Adam Blatner

Words and Images from the Mind of Adam Blatner

Simulations for Planning

Originally posted on January 31, 2018

Of late I realize that I have transcended therapeutic role playing—psychodrama, drama therapy, etc.—and moved towards thinking that all of this is beyond therapy. It applies also in wrestling with the challenges of re-visioning new fields, re-visioning how to develop skills.

I have left medicine, left psychiatry, left the whole medical model where some people are patients, and as such, sick; other people know what’s not-sick and offer to “help”—or are even charged with imposing on patients who are deemed crazy-sick.

But I’ve left my role as a doctor and my major role is promoting the idea that role playing, simulations, enacting, practice, is about many things quite beyond "therapy"—doing something for / to people who are / consider themselves / are considered by others  as "sick". But I’m aware that we have a whole vehicle that needs to be taken out of the medical model (or in part, should not be confined to just treatment), and recognized that enactment, reality practice, etc. belongs to a wide range of complex skills.

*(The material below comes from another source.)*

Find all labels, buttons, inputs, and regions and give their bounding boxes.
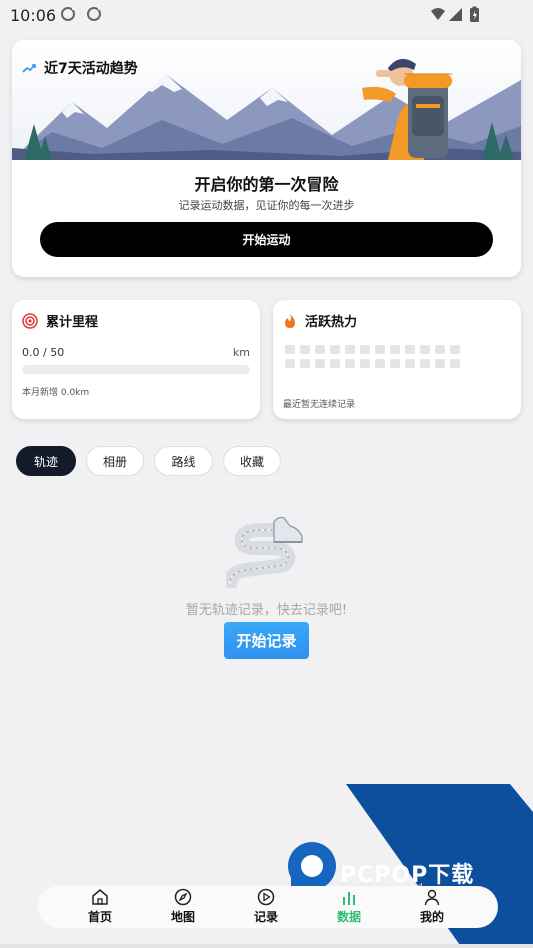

Top generals and people of that rank know that situations are highly complex, and as such, simulations are needed—because highly complex situations are an order of magnitude or two beyond merely complex events. People who we thought “should” know are recognized as not being smart enough to anticipate all eventualities—and they know this. This fact is again a whole order of magnitude different!

Some things are so very complicated that no human being can “know”! So to cope, simulations minimize losses. For the military, “war games.” For smaller problems that are equally problematic, other simulations. Even better, enhancing them by doubling or asides demonstrates what’s going on in the mind  of  the actor. That is, enhanced simulations is a good training tool beyond the medical model, beyond the goal of trying to "fix" people. This is the latest inspiration, or “bug in my bonnet.”